Filtering Shards during query with clustering column filter

Hello,

I could not find information in the documentation about whether the shards are filtered during a SELECT query if the filter of the query includes the CLUSTERING KEY.

For example, if a table like the following one

CREATE TABLE test.example (
   "c1" INTEGER,
   "c2" BIGINT,
   "c3" BIGINT,
   PRIMARY KEY ("c1", "c2")
)
CLUSTERED BY ("c1") INTO 6 SHARDS

is filtered with the following query

SELECT *
FROM test.example
WHERE c1 = 55

will the engine skip the shards that do not contain c1=55 or will it still search all the shards even if their distribution was based on this exact field?

Additionally, I am interesting in the equivalent question with the partition key instead. Will only the shards of one partition be searched in this case?

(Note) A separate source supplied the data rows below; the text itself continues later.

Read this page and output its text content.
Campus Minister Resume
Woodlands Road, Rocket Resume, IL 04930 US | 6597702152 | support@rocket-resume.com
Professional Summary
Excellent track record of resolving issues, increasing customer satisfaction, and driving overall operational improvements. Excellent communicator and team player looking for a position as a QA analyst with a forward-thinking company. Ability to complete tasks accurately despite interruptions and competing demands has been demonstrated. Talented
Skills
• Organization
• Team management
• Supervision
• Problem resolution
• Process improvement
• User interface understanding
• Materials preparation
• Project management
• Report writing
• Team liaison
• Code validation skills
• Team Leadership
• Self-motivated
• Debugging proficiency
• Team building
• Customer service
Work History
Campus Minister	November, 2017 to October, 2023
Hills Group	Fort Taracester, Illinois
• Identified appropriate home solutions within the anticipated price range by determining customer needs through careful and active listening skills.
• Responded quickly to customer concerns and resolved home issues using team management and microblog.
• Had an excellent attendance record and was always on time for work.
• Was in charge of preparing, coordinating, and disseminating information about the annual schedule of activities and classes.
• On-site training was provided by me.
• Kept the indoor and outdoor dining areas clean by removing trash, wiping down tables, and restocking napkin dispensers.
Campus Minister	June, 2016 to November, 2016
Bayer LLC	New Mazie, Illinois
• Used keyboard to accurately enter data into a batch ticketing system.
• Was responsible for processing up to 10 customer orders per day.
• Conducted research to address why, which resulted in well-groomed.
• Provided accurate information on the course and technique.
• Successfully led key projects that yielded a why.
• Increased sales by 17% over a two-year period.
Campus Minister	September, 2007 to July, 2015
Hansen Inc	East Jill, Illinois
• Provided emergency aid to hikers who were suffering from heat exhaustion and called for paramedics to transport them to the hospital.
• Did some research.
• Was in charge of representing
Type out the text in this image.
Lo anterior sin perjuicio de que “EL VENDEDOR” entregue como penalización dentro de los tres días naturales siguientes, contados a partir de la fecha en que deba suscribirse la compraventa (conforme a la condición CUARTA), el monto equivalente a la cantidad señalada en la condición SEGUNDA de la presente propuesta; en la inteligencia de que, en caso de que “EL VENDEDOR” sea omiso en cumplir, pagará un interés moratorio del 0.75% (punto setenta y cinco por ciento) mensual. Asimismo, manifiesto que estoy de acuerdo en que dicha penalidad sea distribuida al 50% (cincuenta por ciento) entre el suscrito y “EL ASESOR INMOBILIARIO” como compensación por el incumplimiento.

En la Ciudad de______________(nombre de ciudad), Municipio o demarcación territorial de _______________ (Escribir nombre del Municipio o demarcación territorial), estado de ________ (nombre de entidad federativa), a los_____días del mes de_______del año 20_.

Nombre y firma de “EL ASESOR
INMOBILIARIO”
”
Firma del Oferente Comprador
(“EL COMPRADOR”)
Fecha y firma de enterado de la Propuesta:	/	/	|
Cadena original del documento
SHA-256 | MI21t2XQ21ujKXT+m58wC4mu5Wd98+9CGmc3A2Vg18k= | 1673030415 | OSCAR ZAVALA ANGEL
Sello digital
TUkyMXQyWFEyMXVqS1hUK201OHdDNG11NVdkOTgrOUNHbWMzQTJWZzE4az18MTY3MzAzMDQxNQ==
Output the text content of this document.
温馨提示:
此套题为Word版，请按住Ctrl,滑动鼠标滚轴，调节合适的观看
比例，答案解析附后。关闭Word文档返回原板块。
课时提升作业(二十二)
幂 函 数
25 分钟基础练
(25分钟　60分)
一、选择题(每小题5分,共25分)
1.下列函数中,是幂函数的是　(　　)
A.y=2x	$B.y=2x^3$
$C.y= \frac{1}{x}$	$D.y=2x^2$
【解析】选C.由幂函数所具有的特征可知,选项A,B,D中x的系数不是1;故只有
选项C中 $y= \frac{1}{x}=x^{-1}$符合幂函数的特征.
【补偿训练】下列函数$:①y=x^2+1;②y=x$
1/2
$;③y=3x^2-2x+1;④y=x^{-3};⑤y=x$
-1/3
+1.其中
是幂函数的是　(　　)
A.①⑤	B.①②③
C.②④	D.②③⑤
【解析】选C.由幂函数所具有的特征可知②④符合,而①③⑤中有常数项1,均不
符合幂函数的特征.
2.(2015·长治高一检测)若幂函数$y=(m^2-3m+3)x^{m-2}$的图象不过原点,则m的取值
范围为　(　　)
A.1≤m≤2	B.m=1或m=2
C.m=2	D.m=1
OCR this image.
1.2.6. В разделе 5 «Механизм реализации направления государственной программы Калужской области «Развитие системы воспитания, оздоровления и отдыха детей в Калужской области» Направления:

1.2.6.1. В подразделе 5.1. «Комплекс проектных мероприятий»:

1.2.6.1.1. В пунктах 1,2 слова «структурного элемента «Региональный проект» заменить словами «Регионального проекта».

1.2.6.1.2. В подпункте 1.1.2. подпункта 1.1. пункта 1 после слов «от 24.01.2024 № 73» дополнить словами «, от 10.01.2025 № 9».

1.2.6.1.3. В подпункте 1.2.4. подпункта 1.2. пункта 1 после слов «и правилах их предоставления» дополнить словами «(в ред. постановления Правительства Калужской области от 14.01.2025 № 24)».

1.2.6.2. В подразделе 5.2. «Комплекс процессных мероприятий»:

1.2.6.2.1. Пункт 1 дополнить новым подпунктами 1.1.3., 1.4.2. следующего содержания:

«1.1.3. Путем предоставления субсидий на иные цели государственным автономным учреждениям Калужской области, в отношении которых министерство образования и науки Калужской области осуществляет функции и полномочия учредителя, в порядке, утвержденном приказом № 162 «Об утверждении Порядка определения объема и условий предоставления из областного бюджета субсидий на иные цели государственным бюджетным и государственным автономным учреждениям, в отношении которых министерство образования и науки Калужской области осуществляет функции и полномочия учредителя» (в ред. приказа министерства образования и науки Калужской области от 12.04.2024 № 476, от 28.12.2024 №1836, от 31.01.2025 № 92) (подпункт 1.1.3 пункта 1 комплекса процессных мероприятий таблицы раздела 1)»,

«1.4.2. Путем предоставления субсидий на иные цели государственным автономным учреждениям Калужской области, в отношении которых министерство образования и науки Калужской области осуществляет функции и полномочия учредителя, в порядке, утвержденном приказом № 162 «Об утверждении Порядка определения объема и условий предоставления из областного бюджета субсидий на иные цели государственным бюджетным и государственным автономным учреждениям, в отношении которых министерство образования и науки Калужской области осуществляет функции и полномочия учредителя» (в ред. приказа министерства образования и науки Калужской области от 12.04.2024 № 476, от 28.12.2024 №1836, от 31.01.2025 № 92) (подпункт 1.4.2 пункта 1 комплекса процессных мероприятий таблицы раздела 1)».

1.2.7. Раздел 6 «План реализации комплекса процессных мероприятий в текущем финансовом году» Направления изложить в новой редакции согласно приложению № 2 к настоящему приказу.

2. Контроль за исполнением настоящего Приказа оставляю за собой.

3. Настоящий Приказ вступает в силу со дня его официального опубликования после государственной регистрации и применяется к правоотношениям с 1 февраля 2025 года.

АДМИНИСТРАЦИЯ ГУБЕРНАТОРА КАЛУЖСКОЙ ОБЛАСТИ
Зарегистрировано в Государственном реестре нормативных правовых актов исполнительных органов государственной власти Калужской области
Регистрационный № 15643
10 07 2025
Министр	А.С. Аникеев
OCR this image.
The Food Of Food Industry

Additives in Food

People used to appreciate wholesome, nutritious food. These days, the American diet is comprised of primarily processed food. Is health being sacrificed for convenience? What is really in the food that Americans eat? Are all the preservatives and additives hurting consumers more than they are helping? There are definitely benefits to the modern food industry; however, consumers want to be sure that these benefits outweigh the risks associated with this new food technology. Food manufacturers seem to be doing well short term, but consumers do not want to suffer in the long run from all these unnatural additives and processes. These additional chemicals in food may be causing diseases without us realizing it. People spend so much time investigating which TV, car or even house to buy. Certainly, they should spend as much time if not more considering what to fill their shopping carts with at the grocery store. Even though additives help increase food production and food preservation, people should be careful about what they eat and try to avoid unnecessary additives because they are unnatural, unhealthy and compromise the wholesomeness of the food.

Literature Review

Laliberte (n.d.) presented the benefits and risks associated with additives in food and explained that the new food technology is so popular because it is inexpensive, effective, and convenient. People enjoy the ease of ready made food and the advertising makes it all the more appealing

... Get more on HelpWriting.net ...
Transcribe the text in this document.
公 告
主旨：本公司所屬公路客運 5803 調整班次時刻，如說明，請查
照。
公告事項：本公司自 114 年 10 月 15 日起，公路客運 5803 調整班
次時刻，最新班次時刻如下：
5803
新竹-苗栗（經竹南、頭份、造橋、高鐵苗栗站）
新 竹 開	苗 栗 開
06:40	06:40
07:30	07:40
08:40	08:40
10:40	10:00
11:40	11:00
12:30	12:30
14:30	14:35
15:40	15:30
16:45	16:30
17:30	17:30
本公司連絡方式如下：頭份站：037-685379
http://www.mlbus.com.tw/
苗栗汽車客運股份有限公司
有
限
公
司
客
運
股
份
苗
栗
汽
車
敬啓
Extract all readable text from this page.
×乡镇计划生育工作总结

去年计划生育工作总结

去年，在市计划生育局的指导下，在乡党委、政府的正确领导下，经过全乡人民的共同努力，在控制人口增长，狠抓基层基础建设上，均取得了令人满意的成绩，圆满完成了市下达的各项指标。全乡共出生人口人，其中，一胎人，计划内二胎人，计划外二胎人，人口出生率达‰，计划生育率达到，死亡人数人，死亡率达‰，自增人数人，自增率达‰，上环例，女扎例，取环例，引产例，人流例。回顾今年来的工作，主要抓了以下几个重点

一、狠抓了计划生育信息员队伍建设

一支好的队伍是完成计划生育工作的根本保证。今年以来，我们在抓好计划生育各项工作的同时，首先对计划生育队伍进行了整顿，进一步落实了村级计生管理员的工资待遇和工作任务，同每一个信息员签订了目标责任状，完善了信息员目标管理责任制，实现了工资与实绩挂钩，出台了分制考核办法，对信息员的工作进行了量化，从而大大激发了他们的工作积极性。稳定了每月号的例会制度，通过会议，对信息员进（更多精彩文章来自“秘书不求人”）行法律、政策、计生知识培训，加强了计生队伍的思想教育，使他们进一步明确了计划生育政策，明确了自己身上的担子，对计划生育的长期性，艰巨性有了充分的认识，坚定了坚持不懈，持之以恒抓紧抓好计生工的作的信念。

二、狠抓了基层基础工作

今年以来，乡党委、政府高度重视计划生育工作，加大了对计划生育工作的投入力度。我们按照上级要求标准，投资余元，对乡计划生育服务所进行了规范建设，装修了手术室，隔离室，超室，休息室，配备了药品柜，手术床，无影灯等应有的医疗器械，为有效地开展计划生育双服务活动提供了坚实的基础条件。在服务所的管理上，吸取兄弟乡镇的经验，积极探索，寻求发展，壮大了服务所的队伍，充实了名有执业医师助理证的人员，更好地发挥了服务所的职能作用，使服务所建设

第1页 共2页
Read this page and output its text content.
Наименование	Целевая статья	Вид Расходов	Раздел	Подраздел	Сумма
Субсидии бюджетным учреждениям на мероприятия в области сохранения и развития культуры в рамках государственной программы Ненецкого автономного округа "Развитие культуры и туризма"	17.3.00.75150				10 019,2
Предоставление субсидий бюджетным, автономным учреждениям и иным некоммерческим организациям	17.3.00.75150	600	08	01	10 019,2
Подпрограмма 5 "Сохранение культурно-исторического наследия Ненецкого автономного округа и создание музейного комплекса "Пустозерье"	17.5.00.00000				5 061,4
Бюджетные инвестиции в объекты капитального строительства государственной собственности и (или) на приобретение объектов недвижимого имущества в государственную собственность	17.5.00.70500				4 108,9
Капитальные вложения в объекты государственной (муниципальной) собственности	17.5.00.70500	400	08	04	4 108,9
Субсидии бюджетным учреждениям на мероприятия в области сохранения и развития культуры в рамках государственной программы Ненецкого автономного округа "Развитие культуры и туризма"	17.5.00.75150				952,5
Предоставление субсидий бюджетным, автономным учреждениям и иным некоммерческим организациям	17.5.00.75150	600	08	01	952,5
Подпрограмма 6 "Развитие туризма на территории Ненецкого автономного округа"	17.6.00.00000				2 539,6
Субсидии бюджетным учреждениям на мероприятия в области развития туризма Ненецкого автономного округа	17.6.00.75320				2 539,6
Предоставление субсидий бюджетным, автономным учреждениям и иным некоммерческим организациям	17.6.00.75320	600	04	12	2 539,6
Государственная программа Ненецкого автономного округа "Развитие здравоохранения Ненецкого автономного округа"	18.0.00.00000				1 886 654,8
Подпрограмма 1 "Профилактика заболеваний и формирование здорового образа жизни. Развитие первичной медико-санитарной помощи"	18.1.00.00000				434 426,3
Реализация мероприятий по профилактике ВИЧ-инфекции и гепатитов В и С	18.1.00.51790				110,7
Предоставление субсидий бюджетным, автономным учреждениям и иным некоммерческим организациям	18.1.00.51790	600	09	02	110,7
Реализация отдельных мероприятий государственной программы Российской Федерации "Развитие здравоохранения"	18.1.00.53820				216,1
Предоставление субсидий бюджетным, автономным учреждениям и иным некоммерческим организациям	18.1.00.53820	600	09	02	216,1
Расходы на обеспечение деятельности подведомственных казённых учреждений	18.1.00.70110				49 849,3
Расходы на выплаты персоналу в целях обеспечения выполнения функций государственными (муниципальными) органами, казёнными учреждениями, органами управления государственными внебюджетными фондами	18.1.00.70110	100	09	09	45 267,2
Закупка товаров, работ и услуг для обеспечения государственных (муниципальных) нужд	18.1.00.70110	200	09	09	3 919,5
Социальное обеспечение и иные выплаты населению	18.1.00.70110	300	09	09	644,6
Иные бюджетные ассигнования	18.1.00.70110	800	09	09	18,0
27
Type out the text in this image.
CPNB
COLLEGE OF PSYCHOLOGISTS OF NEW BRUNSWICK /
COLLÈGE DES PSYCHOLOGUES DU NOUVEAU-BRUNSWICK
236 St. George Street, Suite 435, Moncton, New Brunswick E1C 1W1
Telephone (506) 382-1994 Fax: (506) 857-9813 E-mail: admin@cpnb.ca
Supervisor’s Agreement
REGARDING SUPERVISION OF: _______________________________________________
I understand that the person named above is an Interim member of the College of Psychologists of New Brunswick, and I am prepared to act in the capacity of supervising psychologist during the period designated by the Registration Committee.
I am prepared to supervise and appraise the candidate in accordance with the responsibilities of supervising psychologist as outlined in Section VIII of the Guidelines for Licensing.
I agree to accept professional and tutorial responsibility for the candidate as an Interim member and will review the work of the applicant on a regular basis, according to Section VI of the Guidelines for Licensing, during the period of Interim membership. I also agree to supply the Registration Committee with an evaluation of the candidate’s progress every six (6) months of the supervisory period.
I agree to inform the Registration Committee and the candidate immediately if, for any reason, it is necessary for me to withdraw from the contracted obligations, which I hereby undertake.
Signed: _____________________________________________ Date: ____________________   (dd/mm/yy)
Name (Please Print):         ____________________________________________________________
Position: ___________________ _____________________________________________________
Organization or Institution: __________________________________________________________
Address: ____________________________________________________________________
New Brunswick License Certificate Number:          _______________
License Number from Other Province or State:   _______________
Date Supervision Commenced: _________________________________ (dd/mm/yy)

CREATE TABLE test.example (
   "c1" INTEGER,
   "c2" BIGINT,
   "c3" BIGINT,
   PRIMARY KEY ("c1", "c2")
)
PARTITIONED BY ("c1") 
1 Like

For partitions it is definitely taken into account. You can check that by running your queries with EXPLAIN ANALYZE. This shows which shards are queried.
How it exactly work with only the routin_column being set in CLUSTERED BY I would have to check.

Generally if you are interested in how CrateDB works I can recommend you the excellent articles from @mfussenegger

How CrateDB plans and executes queries
https://zignar.net/2021/05/15/how-cratedb-plans-and-executes-queries/

Distributed SELECT statement execution in CrateDB
https://zignar.net/2021/05/20/distributed-select-statement-execution-in-cratedb/

Query Then Fetch execution in CrateDB
https://zignar.net/2021/05/28/query-then-fetch-execution-in-cratedb/

Group By query execution in CrateDB
https://zignar.net/2021/06/04/group-by-query-execution-in-cratedb/

Turns out that it didn’t take the clustered by columns into consideration, but will in the future: Optimize routing based on clustered by columns in where clause by mfussenegger · Pull Request #11753 · crate/crate · GitHub

1 Like